Today, most AI use is siloed, with individuals prompting alone. The real value is unlocked when AI becomes a team sport, with specialists building systems that are shared, iterated upon, and used collaboratively across the entire organization.
AI doesn't replace creative experts; it elevates their role. Their craft shifts from manually creating individual assets to designing and building robust, reusable AI systems that empower the entire organization to generate on-brand content.
Users who treat AI as a collaborator—debating with it, challenging its outputs, and engaging in back-and-forth dialogue—see superior outcomes. This mindset shift produces not just efficiency gains, but also higher quality, more innovative results compared to simply delegating discrete tasks to the AI.
Finding transformative AI use cases requires more than strategic planning; it needs unstructured, creative "play." Just as a musician learns by jamming, teams build intuition and discover novel applications by experimenting with AI tools without a predefined outcome, letting their minds make new connections.

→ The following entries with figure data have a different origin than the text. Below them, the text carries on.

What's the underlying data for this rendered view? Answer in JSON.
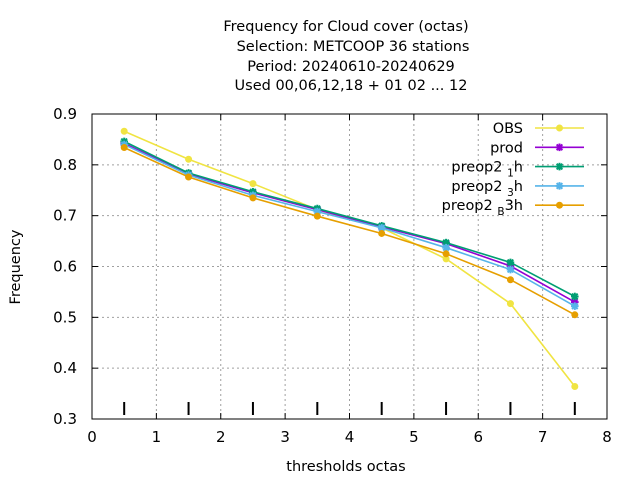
{
  "chart_data": {
    "type": "line",
    "title_lines": [
      "Frequency  for Cloud cover (octas)",
      "Selection: METCOOP      36 stations",
      "Period: 20240610-20240629",
      "Used  00,06,12,18  + 01 02 ... 12"
    ],
    "xlabel": "thresholds octas",
    "ylabel": "Frequency",
    "xlim": [
      0,
      8
    ],
    "ylim": [
      0.3,
      0.9
    ],
    "xticks": [
      0,
      1,
      2,
      3,
      4,
      5,
      6,
      7,
      8
    ],
    "yticks": [
      0.3,
      0.4,
      0.5,
      0.6,
      0.7,
      0.8,
      0.9
    ],
    "xtick_labels": [
      "0",
      "1",
      "2",
      "3",
      "4",
      "5",
      "6",
      "7",
      "8"
    ],
    "ytick_labels": [
      "0.3",
      "0.4",
      "0.5",
      "0.6",
      "0.7",
      "0.8",
      "0.9"
    ],
    "grid": true,
    "legend_position": "top-right",
    "x": [
      0.5,
      1.5,
      2.5,
      3.5,
      4.5,
      5.5,
      6.5,
      7.5
    ],
    "series": [
      {
        "name": "OBS",
        "legend_main": "OBS",
        "legend_sub": "",
        "legend_tail": "",
        "color": "#f0e442",
        "marker": "circle",
        "values": [
          0.866,
          0.811,
          0.763,
          0.712,
          0.676,
          0.615,
          0.527,
          0.364
        ]
      },
      {
        "name": "prod",
        "legend_main": "prod",
        "legend_sub": "",
        "legend_tail": "",
        "color": "#9400d3",
        "marker": "star",
        "values": [
          0.842,
          0.782,
          0.745,
          0.712,
          0.678,
          0.645,
          0.601,
          0.53
        ]
      },
      {
        "name": "preop2 1 h",
        "legend_main": "preop2 ",
        "legend_sub": "1",
        "legend_tail": "h",
        "color": "#009e73",
        "marker": "star",
        "values": [
          0.846,
          0.784,
          0.747,
          0.714,
          0.68,
          0.647,
          0.608,
          0.541
        ]
      },
      {
        "name": "preop2 3 h",
        "legend_main": "preop2 ",
        "legend_sub": "3",
        "legend_tail": "h",
        "color": "#56b4e9",
        "marker": "star",
        "values": [
          0.84,
          0.78,
          0.74,
          0.708,
          0.676,
          0.637,
          0.594,
          0.522
        ]
      },
      {
        "name": "preop2 B 3h",
        "legend_main": "preop2 ",
        "legend_sub": "B",
        "legend_tail": "3h",
        "color": "#e69f00",
        "marker": "circle",
        "values": [
          0.834,
          0.776,
          0.735,
          0.699,
          0.665,
          0.625,
          0.574,
          0.505
        ]
      }
    ]
  }
}
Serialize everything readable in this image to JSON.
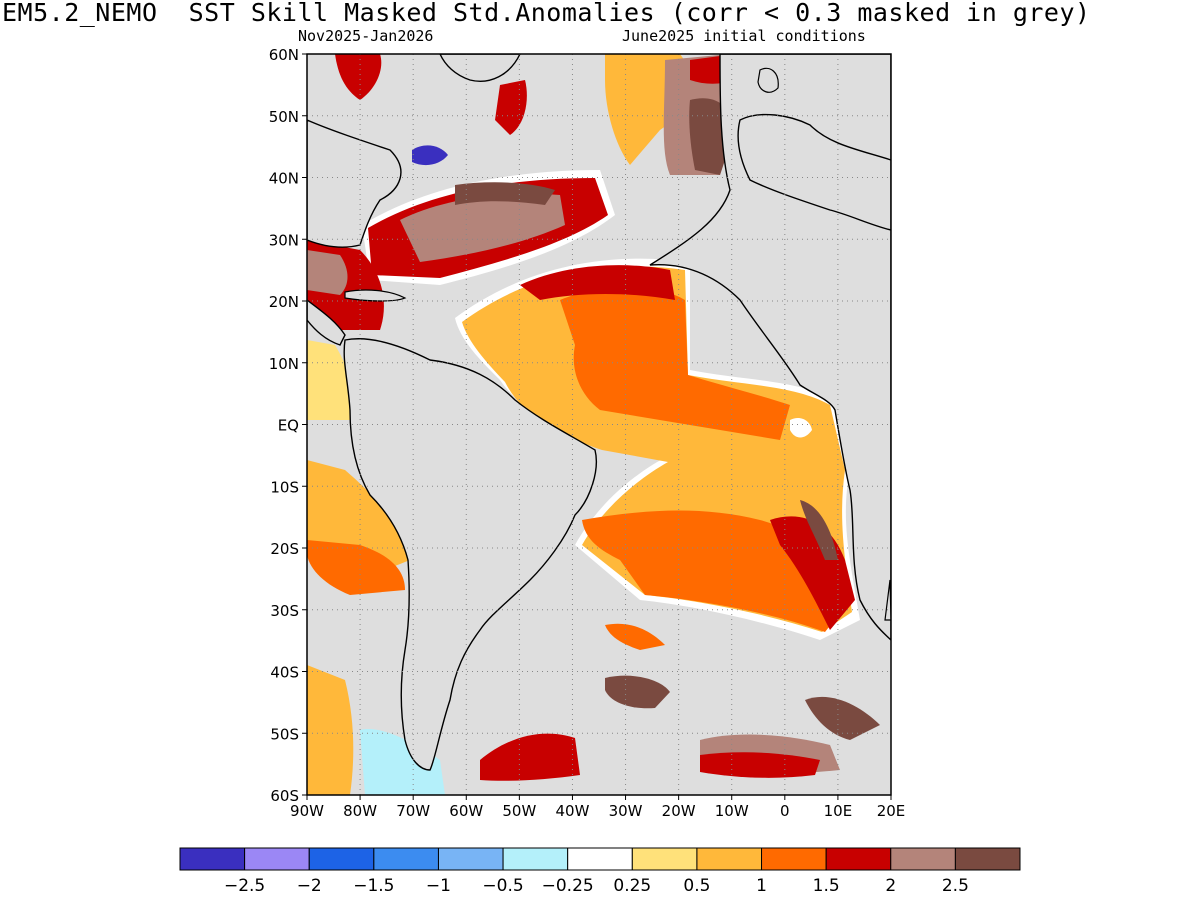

Early AI adoption by PMs is often a 'single-player' activity. The next step is a 'multiplayer' experience where the entire team operates from a shared AI knowledge base, which breaks down silos by automatically signaling dependencies and overlapping work.
Shift your view of AI from a passive chatbot to an active knowledge-capture system. The greatest value comes from AI designed to prompt team members for their unique insights, then storing and attributing that information. This transforms fleeting tribal knowledge into a permanent, searchable organizational asset.
It's a common misconception that advancing AI reduces the need for human input. In reality, the probabilistic nature of AI demands increased human interaction and tighter collaboration among product, design, and engineering teams to align goals and navigate uncertainty.
Effective prompt engineering isn't a purely technical skill. It mirrors how we delegate tasks and ask questions to human coworkers. To improve AI collaboration, organizations must first improve interpersonal communication and listening skills among employees.
Instead of asking an AI for a single answer, Reid Hoffman advocates for "role prompting"—creating a team of AI agents with different expert perspectives (critic, historian, etc.). This simulates a board of advisors and represents a shift from individual contribution to managing AI teams.
The next frontier for AI isn't just personal assistants but "teammates" that understand an entire team's dynamics, projects, and shared data. This shifts the focus from single-user interactions to collaborative intelligence by building a knowledge graph connecting people and their work.
Apply the collaborative, iterative model of AI pair programming to all knowledge work, including writing, strategy, and planning. This shifts the dynamic from a simple command-and-response tool to a constant thought partner, improving the quality and speed of all your work.